Her hand fell away. A fit might have astonished her less. He had laughed at her before, certainly, but this was true laughter, low and husky and unrestrained. She backed up a pace, beginning to smile, too; his hilarity was somehow infectious.

He put a fist to his mouth, and after evident struggle, seemed to grow calmer. “The—” He cleared his throat. “The terrier,” he managed, but when she nodded, this prompted him to snort, which turned into another peal.

She surrendered to laughter as well. Gratification spread in a warm, heady rush. Finally, he acknowledged it: the terrier bit had been brilliant!

After a ragged breath, and another, he finally calmed. Clearing his throat, he met her eyes. “Forgive me,” he said hoarsely, and wiped the corner of his eye with a knuckle. “You really do have quite a way with—” The corner of his mouth kicked up; he pressed his lips together and drew an audible breath through his nose. “Quite a way with words. I confess, I didn’t suspect it.”

“Thank you! But you see, for that very reason, Thomas would never let the letter become public.
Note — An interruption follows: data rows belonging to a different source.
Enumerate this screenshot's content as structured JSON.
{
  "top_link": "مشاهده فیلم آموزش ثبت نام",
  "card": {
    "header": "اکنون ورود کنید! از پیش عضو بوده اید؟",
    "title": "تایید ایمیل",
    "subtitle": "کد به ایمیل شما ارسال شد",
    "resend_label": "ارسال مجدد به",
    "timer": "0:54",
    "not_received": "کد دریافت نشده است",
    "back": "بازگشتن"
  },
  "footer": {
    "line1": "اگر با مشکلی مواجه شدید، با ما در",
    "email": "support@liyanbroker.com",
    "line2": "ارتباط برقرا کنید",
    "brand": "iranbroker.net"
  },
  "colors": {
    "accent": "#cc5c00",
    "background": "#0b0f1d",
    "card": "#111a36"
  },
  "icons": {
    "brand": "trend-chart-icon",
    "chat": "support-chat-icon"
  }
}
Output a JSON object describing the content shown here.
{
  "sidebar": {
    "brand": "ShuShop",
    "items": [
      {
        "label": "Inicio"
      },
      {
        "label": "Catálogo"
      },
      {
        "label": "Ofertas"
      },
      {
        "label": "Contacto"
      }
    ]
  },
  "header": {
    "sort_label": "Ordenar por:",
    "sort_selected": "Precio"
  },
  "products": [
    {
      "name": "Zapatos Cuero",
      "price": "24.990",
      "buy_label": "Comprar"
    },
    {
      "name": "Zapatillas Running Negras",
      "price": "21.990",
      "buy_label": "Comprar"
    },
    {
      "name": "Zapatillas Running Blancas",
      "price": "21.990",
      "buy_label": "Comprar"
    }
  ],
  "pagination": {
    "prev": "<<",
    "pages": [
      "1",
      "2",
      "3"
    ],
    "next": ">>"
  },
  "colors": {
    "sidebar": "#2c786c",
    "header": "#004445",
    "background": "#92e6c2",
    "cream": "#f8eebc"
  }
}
It’s clever
and
rude. And he’s very vain.” She paused, eyeing him. “Although I can’t understand why.”

He grinned. “Ah, from the mouths of babes,” he said. As if he were so much older! “And perhaps you’re right, but it’s a calculation, you see. And in this case, the risk wouldn’t be worth the possible profit.”

She frowned. “What risk?”

He pushed a hand through his hair. All the Ramseys had such wonderfully thick hair. Lord Weston’s was graying, but Alex’s was a pure, glossy chestnut. “Don’t mistake me; I’m hardly of the mind that you need to go begging for good opinion. This morning was unfortunate, but it won’t do any lasting harm to your marital prospects.”

“I beg your pardon?” Her chest felt tight of a sudden. “Of course my prospects are damaged!”

He dropped his hand and studied her. “I’ll be blunt, shall I?” The corner of his mouth lifted. “Indeed, the novelty might impress you. Half these nobs are broke, so your wealth makes you a very attractive candidate for marriage. Above and beyond that, you’ve the usual retinue of feminine charms.” He looked her over, as though suddenly doubtful, and then gave a one-shouldered shrug. “Yes, I think most men will overlook this scandal.”

Good heavens. He might be right. She was London’s bosom friend, after all, the nicest girl in town. Her reputation was brilliant. Combined with three million pounds, it might survive this, the tarnish of her first official jilting. Eligible suitors would continue to hound her.

She sank into a chair. She had the distinct sense of sinking, of growing more leaden. A sour feeling stirred in her gut—her exhilaration, finally curdling. What a fool she was! She should have known it could not last. But it hurt, in her stomach, to surrender all the possibilities that ruin had made visible. For a brief time, she had felt so . . . exhilarated.